Memang tak tampak manis, tapi keduanya mulai kembali seperti dulu. Sejak Futakuchi tak sengaja memukul bola ke arah kepala sang wakil klub panahan, pemuda berambut coklat itu jadi sering mengantarnya pulang.
"Kau tanding voli jam berapa?" Tanya [Name].
"Mau apa? Aku tak perlu semangat darimu--akh!"
Futakuchi memegang perutnya yang terkena sikut [Name]. Gadis itu menatapnya tajam. Ia melangkahkan kakinya mendahului pemuda berambut coklat setelah mendengus kesal.
"Mulai minggu depan kau tidak perlu mengantarku."
"Idih, kau marah? Merajuk?" Mendengar itu sang kapten voli kembali menyamai langkah mereka.

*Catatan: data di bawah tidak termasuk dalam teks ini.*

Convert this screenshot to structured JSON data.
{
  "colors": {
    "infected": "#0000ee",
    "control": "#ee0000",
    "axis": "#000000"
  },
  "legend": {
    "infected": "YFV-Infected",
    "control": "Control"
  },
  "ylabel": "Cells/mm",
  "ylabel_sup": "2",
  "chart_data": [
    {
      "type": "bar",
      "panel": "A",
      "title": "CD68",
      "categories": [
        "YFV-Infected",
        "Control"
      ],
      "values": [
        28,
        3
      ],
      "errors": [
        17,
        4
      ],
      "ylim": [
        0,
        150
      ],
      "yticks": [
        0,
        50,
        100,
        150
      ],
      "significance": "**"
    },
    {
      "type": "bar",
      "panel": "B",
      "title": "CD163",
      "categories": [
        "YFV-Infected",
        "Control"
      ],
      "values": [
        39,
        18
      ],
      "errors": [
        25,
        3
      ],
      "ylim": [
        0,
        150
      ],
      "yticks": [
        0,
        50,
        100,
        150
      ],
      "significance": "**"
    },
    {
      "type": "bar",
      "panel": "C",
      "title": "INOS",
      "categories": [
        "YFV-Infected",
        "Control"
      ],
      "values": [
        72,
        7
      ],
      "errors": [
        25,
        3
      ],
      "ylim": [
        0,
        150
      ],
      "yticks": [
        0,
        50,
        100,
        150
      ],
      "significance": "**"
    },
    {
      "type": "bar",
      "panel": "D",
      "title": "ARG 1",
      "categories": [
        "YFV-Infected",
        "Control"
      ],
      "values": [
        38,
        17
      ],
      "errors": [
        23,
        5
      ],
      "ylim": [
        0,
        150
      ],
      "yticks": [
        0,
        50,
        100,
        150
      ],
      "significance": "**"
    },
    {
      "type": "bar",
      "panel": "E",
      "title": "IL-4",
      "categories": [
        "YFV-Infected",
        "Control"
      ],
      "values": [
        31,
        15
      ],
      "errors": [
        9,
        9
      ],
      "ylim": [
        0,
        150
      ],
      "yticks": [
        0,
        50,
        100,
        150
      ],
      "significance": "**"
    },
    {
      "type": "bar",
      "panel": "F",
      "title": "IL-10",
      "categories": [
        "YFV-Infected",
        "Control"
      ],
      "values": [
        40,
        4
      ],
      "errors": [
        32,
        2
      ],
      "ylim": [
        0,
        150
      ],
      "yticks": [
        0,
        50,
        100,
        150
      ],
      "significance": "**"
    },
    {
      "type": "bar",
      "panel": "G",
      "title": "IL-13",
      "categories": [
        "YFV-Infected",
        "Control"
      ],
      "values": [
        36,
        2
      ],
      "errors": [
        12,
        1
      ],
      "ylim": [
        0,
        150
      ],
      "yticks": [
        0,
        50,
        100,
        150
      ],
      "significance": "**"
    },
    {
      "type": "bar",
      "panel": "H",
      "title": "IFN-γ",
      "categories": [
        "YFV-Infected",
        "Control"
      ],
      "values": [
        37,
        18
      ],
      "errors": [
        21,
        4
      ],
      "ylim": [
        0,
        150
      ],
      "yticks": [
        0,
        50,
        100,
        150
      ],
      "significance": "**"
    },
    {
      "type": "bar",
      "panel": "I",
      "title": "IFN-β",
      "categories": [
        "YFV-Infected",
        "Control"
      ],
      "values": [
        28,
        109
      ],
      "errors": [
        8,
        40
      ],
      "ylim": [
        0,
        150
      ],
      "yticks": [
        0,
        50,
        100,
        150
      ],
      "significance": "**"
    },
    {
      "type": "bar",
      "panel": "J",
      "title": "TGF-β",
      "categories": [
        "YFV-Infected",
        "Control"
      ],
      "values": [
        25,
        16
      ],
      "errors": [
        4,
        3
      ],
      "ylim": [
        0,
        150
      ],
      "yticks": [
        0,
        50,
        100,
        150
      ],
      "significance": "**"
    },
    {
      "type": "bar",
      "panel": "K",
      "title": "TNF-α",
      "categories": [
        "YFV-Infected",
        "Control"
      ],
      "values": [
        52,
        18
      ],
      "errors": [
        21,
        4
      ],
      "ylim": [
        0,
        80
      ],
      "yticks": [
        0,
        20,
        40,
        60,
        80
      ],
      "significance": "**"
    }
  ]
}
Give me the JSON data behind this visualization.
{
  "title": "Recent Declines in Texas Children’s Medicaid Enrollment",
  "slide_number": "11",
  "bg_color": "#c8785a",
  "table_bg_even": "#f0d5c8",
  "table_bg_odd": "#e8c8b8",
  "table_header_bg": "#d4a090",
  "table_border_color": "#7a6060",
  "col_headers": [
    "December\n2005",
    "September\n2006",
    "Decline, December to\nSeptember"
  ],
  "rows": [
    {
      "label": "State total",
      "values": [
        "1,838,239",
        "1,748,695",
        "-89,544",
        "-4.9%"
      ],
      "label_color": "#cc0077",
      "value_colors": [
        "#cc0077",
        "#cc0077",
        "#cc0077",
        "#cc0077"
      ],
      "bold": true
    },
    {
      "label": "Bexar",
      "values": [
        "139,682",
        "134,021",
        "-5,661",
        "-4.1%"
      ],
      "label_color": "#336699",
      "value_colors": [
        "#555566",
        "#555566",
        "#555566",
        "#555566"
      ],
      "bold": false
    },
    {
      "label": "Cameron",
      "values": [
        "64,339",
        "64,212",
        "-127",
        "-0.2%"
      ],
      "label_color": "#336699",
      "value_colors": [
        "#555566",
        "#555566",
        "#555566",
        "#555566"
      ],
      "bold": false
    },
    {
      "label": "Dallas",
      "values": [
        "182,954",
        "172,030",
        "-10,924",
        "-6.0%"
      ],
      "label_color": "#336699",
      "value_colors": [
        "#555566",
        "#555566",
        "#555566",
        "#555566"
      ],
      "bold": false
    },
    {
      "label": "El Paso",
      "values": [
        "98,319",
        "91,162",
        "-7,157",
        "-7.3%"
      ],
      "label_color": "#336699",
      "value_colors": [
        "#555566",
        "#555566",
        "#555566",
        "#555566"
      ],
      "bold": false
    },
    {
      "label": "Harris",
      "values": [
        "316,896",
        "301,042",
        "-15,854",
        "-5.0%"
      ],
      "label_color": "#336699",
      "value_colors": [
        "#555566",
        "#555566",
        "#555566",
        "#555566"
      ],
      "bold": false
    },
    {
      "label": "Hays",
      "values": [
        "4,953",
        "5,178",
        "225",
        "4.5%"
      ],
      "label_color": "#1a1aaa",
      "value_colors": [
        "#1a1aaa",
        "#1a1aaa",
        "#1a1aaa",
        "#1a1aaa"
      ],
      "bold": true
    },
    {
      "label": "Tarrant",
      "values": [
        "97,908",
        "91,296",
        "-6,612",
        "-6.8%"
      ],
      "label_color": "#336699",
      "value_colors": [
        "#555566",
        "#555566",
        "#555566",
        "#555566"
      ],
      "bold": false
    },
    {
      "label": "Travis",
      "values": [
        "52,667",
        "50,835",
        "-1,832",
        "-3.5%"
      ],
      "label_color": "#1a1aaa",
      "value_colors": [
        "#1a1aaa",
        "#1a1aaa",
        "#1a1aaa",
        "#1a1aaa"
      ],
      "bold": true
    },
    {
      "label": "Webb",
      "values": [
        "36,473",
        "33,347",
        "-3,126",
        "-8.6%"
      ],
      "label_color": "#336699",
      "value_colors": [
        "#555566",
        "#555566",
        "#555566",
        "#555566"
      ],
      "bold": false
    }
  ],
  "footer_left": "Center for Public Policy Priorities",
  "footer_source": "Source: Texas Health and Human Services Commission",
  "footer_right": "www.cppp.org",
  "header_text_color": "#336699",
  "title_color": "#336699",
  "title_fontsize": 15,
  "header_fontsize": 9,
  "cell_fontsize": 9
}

[Name] menampar pelan pipi Futakuchi. Tak bisa menahan rasa kesal untuk menampol wajah uhuk--tampan--uhuk tapi menyebalkan milik pemuda disebelahnya. Gadis itu menjawab tanpa melihat ke arah sang kapten voli.
"Aku ada latihan intensif selama seminggu," jelas gadis berambut ash blonde.
"Ah, interhigh ya?" [Name] menjawab dengan anggukan.
Gadis itu menatap telapak tangan kanannya, mengingat sensasi menarik anak panah yang selalu membuatnya merasa lebih fokus dan tenang. Interhigh tahun ini adalah pertandingan terakhir para senpai-nya. Setidaknya ia harus mendapatkan hasil terbaik.
"Tahun ini aku ingin masuk nasional," kata [Name].
Futakuchi hanya menaikkan bahu. Tanpa dikatakan juga semua orang pasti tahu. Siapa sih, murid olahragawan yang tidak ingin mengharumkan namanya di kancah nasional?
"Kami juga tak akan kalah," ujar sang kapten voli.
Mendengar itu [Name] tersenyum. Gadis itu tiba-tiba menarik lengan Futakuchi, membawanya masuk ke dalam kedai ramen yang terletak dua meter di depan. Sang pemuda berambut coklat mengikutinya dengan ogah-ogahan.
"Mau apa sih? Aku ingin istirahat!" Ketusnya sebal.
"Aku yang traktir."
Mendengar itu, Futakuchi berdecak malas, namun tetap menduduki kursi di hadapan sang gadis [Lastname]. Toh, ia tahu ada hal yang harus dituntaskan, walau keduanya bersikap seakan tak terjadi apapun.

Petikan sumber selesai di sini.